Below is a “story” that I’ve held onto for years. I remember hearing this story when my own children were young boys.  I found a source of the story online as a letter to the editor to the New York Times.

The following letter to the editor appeared in the New York Times on January 18, 1988

‘Izzy, Did You Ask a Good Question Today?’

Isidor I. Rabi, the Nobel laureate in physics who died Jan. 11 (1988), was once asked, ”Why did you become a scientist, rather than a doctor or lawyer or businessman, like the other immigrant kids in your neighborhood?”

His answer has served as an inspiration for me as an educator, as a credo for my son during his schooling and should be framed on the walls of all the pedagogues, power brokers and politicians who purport to run our society.

The question was posed to Dr. Rabi by his friend and mine, Arthur Sackler, himself a multitalented genius, who, sadly, also passed away recently. Dr. Rabi’s answer, as reported by Dr. Sackler, was profound: ”My mother made me a scientist without ever intending it. Every other Jewish mother in Brooklyn would ask her child after school: ‘So? Did you learn anything today?’ But not my mother. She always asked me a different question. ‘Izzy,’ she would say, ‘did you ask a good question today?’ That difference – asking good questions -made me become a scientist!”

I attended a workshop last year entitled “Eight Key Principles of Effective Teaching”.  The workshop was conducted by Lance King (www.taolearn.com).  We spent much time talking about the explicit teaching of effective learning skills – both cognitive and affective.

Cognitive skills that are active information processing and retrieval strategies such as:

  • organizing information
  • asking good questions
  • taking good classroom notes
  • using memory techniques
  • goal setting
  • time management

and  Affective Skills that support students in gaining control over their mood, motivation, and attitude such as:

  • persistence and perseverance
  • focus and concentration, overcoming distractions
  • self-motivation
  • mindfulness
  • reducing anxiety
  • delaying gratification
  • managing impulsiveness
  • developing resilience

The cognitive skills noted above around  information processing and retrieval is something that teachers and  parents can focus upon with relative ease.  These occur often within a school setting. These cognitive skills are teachable!

The Affective Skills are much harder to address.  In fact, they are weakly addressed in a specific or targeted manner, if at all, in a school setting. However, we all recognize the absolute importance of helping students learn to persevere, to overcome challenges, to manage impulsiveness, and to become self-motivated.

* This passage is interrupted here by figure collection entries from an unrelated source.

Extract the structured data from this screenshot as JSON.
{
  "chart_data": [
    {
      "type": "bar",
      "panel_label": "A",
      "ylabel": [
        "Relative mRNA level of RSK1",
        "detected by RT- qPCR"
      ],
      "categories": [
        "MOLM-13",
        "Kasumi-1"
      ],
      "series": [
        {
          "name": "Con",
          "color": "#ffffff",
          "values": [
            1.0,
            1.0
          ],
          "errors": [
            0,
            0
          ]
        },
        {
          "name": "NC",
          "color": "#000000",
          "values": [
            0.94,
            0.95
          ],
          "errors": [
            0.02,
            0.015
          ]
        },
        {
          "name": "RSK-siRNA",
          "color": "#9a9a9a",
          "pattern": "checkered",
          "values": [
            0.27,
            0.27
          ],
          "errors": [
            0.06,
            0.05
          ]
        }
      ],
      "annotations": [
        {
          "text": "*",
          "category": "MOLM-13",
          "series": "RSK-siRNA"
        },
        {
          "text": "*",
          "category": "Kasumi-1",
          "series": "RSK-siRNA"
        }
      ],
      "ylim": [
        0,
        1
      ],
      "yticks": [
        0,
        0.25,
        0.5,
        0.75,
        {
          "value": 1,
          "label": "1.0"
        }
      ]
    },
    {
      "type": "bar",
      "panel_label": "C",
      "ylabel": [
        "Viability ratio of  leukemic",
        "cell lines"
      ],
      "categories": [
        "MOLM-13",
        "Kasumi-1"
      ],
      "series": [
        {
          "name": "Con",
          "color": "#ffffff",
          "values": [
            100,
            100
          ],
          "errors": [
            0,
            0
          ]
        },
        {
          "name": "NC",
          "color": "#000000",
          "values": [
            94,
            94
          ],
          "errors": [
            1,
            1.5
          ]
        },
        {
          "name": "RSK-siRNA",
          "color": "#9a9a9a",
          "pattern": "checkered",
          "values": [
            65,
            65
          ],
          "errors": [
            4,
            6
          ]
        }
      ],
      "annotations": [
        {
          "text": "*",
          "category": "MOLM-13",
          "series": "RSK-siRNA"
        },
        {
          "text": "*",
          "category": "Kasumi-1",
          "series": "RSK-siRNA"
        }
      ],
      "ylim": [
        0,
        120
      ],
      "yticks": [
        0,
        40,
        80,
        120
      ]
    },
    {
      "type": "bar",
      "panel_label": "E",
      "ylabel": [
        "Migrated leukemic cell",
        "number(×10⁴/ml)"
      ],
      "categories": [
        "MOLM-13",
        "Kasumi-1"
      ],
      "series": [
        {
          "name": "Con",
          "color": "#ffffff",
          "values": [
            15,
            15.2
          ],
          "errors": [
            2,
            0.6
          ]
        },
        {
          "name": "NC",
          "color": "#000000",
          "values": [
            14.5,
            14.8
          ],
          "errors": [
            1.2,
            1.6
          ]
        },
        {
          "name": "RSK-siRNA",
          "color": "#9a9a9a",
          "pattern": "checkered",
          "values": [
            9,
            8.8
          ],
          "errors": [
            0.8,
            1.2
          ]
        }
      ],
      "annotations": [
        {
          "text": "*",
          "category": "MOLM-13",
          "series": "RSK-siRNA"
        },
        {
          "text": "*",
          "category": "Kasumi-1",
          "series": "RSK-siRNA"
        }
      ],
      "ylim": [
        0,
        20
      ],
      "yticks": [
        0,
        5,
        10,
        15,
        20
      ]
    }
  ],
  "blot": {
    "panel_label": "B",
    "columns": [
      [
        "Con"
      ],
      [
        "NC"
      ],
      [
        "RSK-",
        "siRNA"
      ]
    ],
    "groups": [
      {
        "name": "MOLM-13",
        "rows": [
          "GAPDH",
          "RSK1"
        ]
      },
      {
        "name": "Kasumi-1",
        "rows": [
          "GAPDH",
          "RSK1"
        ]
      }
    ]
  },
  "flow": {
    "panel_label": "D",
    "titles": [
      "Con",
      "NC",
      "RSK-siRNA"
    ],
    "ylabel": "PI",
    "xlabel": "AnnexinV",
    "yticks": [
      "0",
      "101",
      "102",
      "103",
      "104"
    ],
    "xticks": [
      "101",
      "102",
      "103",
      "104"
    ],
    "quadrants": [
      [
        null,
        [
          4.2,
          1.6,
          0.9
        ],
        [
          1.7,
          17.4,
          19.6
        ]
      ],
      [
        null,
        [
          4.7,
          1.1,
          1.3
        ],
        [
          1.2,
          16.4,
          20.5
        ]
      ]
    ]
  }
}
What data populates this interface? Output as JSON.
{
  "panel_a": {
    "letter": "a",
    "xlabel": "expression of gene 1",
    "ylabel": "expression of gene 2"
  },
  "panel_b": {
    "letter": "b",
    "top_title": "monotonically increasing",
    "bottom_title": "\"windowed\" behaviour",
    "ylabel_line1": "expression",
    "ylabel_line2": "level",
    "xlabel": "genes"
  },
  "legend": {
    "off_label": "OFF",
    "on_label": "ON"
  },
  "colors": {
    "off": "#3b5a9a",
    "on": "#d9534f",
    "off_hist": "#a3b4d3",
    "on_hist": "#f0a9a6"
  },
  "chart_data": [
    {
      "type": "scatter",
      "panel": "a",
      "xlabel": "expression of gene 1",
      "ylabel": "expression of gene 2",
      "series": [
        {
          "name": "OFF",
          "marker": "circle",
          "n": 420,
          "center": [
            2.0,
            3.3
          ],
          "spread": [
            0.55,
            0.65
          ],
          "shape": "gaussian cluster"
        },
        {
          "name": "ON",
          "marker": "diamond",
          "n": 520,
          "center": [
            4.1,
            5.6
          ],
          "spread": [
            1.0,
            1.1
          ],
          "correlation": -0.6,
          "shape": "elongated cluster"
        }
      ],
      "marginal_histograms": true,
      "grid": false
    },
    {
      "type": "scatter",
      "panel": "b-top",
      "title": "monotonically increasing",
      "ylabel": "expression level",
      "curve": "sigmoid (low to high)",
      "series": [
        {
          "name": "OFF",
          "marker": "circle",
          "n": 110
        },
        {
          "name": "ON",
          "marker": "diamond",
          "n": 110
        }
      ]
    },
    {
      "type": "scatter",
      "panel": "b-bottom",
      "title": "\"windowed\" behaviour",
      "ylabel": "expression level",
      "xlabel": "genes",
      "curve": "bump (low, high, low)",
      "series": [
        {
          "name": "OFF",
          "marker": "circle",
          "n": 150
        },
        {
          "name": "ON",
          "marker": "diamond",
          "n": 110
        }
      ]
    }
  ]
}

Supporting students as they explore their strengths and areas for growth is essential. Students must become self-aware.  Teachers and parents can and should help students reflect and consider their personal attributes. I cannot think of a more important affective skill then teaching resilience.  All students must figure out how to bounce back from “failure”.  Resilience and perseverance are critical.

If our goal is to support students in becoming self-regulated and self-motivated learners, then we must help lay the groundwork of skills. Within the IB program The Approaches to Learning Skills (ATL Skills) and the Learner Profile must continue to be focused upon.

How are you teaching resilience today? How are we addressing the affective skills necessary for success? How do we teach thinking and questioning?  How do we know that students are learning these skills?

One thought on “Teaching Thinking (and Other Critical Skills)!

  1. The last four questions are the one I make to myself as a parent. In this moment the most important thing has become how to get my son to “fail well”. I did such a long journey as well as a parent, thinking to be able, like may be most of the parents, to transmit and transfer all I know and all the skills to my son, like to add the perfect ingredients for a marvellous cake, everybody will appreciate, admire and taste …but a son is not a cake !
    I followed with interest the seminar that Mr.Lance King did for parents ,I found very interesting and crucial the concept of “failing well”, it goes to the heart of the problems. There is no better gift to a son in this unpredictable world than helping him to gain perseverance and resilience. I agree, the fear of failure is a cruel enemy for our children, but it is not easy as a parent to be aware of the scars that our words or our attitudes will leave inside them. It is such a big challenge, the time goes by, my son is growing and I look for the magic tip to adjust things and make the wake-up call for him.